In the meantime, Hemingway said the company is placing an emphasis on ongoing performance support for the technicians it trains, through videos, 3D-simulated repairs, and reference documents, “so training is not a one-and-done” experience.
“In general, we want our partners to feel that we’re ensuring their success,” Sidlo added. “We want to help them accomplish their service strategy. We have many different flavors of shared-service arrangement that’s all managed at several different levels between the customer and GE.”
Sidlo said there’s a lot of work that goes into learning how equipment buyers think and how manufacturers can best work within the institutional needs of their customers. Even when clients transition their service needs to in-house staffers Sidlo said OEMs must offer flexible, scalable training that’s both product-specific and modality-wide, from classroom and lab training to virtual and onsite simulation.

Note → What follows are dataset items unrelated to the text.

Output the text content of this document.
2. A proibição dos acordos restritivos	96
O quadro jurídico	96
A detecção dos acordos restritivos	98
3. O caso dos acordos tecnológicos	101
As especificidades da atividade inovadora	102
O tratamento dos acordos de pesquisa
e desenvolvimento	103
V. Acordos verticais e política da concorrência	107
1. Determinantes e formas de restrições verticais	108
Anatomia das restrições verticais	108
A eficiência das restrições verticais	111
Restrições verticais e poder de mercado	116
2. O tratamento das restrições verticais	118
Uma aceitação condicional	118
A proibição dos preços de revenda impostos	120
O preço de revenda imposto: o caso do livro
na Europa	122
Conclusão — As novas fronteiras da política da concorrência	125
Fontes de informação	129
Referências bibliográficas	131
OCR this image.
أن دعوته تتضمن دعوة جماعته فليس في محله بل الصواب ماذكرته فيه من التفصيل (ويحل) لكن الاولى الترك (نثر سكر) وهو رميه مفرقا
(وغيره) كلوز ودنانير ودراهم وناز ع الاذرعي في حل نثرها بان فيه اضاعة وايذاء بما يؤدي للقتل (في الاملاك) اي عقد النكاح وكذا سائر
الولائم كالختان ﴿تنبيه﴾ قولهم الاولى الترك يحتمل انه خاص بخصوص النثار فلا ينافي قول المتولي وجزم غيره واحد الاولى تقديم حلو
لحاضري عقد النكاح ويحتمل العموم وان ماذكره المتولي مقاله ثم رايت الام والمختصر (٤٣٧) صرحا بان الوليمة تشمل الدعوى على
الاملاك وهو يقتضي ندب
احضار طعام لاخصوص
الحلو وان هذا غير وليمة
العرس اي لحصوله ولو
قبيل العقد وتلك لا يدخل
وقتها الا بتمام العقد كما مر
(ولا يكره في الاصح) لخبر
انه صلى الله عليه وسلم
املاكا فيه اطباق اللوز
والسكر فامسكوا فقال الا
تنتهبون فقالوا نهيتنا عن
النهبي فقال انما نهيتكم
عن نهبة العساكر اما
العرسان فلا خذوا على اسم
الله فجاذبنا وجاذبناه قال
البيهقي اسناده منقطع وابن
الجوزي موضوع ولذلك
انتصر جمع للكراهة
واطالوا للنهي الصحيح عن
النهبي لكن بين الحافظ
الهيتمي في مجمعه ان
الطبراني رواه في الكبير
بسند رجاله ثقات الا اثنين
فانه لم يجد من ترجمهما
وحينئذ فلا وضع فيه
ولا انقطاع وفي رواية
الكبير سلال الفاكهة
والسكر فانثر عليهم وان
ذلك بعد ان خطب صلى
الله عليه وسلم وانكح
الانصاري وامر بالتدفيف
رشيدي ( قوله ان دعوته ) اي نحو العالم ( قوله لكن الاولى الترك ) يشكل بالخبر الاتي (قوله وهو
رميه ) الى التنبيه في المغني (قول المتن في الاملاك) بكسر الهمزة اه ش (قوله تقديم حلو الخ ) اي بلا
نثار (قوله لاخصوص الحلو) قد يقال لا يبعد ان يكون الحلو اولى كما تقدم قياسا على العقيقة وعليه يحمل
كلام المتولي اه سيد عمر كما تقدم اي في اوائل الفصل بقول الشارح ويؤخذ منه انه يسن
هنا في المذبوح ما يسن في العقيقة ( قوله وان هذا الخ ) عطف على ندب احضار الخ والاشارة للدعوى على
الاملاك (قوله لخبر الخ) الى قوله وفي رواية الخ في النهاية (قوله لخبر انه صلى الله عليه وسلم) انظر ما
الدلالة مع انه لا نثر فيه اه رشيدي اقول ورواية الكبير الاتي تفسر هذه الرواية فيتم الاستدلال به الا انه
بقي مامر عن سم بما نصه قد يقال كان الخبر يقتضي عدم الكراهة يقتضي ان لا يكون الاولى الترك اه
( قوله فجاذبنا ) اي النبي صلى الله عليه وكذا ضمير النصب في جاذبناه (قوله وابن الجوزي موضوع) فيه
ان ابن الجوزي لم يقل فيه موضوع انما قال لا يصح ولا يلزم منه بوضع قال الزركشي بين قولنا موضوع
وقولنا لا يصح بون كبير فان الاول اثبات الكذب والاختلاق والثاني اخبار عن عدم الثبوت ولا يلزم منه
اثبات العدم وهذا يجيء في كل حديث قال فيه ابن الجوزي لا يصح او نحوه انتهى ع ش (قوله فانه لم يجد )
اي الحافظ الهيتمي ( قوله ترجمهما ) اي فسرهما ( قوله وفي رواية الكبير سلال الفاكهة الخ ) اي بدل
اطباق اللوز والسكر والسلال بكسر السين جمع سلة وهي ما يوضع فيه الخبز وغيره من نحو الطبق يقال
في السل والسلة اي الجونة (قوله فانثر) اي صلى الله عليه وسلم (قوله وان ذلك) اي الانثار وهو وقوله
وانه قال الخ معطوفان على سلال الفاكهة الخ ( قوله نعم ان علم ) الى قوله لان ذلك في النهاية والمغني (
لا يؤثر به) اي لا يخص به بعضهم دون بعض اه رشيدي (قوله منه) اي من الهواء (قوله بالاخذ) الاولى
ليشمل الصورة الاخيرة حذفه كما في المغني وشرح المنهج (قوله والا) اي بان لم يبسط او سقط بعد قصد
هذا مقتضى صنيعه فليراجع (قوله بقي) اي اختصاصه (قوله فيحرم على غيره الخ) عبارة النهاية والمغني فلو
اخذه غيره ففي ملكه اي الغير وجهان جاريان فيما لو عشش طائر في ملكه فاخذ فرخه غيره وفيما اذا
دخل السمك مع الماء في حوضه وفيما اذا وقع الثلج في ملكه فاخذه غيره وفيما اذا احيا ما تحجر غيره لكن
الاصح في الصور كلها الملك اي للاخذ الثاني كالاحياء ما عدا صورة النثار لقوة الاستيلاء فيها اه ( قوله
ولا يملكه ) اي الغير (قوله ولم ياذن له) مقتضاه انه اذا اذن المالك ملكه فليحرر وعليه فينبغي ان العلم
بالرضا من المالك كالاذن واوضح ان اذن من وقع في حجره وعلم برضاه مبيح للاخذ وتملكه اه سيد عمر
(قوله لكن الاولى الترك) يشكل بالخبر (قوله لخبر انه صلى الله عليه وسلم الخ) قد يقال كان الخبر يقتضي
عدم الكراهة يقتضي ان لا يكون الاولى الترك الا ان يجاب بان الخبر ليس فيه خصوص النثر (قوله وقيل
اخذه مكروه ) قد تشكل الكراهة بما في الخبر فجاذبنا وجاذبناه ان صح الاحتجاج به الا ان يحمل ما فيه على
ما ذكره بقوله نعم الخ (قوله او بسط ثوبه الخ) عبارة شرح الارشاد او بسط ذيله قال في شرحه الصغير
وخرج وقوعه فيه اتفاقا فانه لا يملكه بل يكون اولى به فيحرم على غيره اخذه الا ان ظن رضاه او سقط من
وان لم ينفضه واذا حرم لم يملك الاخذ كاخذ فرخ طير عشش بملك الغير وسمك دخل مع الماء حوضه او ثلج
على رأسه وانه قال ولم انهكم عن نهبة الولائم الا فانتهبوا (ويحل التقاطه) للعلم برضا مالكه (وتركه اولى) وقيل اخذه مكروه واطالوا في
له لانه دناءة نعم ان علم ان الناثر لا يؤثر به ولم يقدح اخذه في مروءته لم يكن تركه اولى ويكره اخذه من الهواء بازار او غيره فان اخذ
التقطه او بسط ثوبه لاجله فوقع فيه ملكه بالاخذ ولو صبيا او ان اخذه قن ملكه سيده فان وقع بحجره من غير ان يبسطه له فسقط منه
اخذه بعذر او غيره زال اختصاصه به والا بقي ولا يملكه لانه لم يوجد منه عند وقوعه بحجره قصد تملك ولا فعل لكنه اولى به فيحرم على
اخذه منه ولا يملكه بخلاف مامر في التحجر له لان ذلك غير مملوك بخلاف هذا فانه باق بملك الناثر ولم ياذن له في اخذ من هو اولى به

He described the need for institutions to plan “a long-term training path for an imaging service professional,” and described GE’s in-house customer training services as a growing business line.
“Last year we demoed our simulation technology at AAMI; this year, we plan to demonstrate VR training,” Sidlo said. “We’re going to have a presentation about networking and cyber-security, [and] from a topic perspective, it’s probably one of our highest-growing areas of training right now. We hope that by having multiple ways to deliver content, we’ll be able to hit the many different learning styles of the next wave of biomeds and service professionals.”

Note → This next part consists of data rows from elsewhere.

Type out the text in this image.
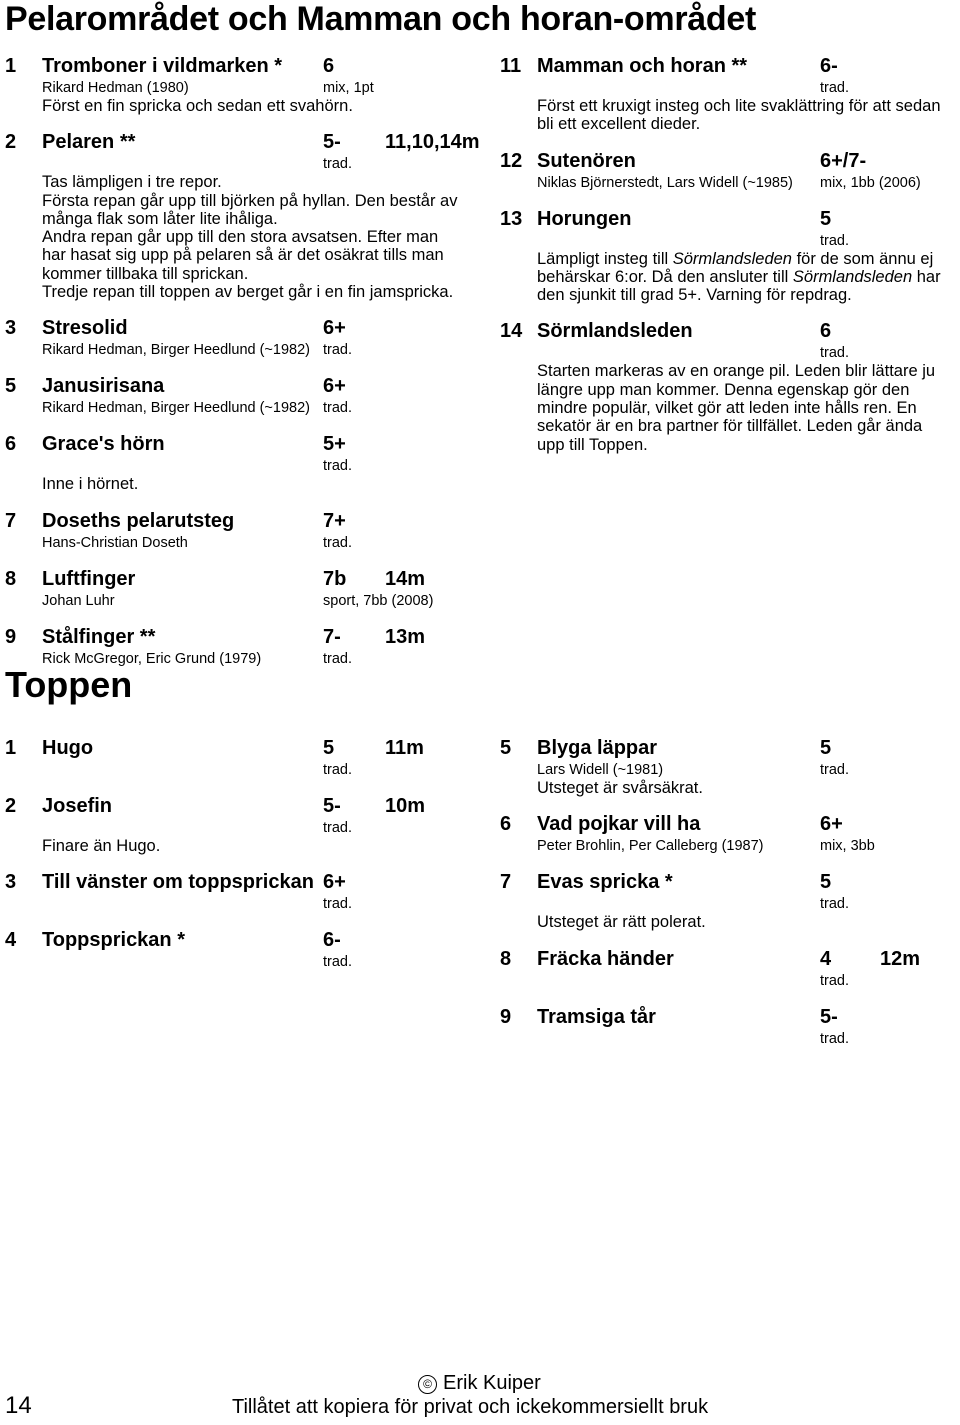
Pelarområdet och Mamman och horan-området
1 Tromboner i vildmarken * 6
Rikard Hedman (1980)	mix, 1pt
Först en fin spricka och sedan ett svahörn.
2 Pelaren **	5- 11,10,14m
trad.
Tas lämpligen i tre repor.
Första repan går upp till björken på hyllan. Den består av många flak som låter lite ihåliga.
Andra repan går upp till den stora avsatsen. Efter man har hasat sig upp på pelaren så är det osäkrat tills man kommer tillbaka till sprickan.
Tredje repan till toppen av berget går i en fin jamspricka.
3 Stresolid	6+
Rikard Hedman, Birger Heedlund (~1982) trad.
5 Janusirisana	6+
Rikard Hedman, Birger Heedlund (~1982) trad.
6 Grace's hörn	5+
trad.
Inne i hörnet.
7 Doseths pelarutsteg	7+
Hans-Christian Doseth	trad.
8 Luftfinger	7b 14m
Johan Luhr	sport, 7bb (2008)
9 Stålfinger **	7- 13m
Rick McGregor, Eric Grund (1979)	trad.
11 Mamman och horan **	6-
trad.
Först ett kruxigt insteg och lite svaklättring för att sedan bli ett excellent dieder.
12 Sutenören	6+/7-
Niklas Björnerstedt, Lars Widell (~1985) mix, 1bb (2006)
13 Horungen	5
trad.
Lämpligt insteg till Sörmlandsleden för de som ännu ej behärskar 6:or. Då den ansluter till Sörmlandsleden har den sjunkit till grad 5+. Varning för repdrag.
14 Sörmlandsleden	6
trad.
Starten markeras av en orange pil. Leden blir lättare ju längre upp man kommer. Denna egenskap gör den mindre populär, vilket gör att leden inte hålls ren. En sekatör är en bra partner för tillfället. Leden går ända upp till Toppen.
Toppen
1 Hugo	5	11m
trad.
2 Josefin	5- 10m
trad.
Finare än Hugo.
3 Till vänster om toppsprickan 6+
trad.
4 Toppsprickan *	6-
trad.
5 Blyga läppar	5
Lars Widell (~1981)	trad.
Utsteget är svårsäkrat.
6 Vad pojkar vill ha	6+
Peter Brohlin, Per Calleberg (1987)	mix, 3bb
7 Evas spricka *	5
trad.
Utsteget är rätt polerat.
8 Fräcka händer	4 12m
trad.
9 Tramsiga tår	5-
trad.
© Erik Kuiper
Tillåtet att kopiera för privat och ickekommersiellt bruk
14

In bottom-line terms, whatever service arrangements a health care system makes, whatever talent it can recruit, acquire or develop, its ultimate aim is to address costs. Whether through a shared-service agreement, schooling an in-house technician, or adding a new hire, bringing the right people onto your team – and keeping them there – can do a lot to keep things running well. As Sidlo put it, “If you’re able to avoid unplanned downtime, that enables you to better maintain your revenue stream. How much does it cost you when the system goes down?”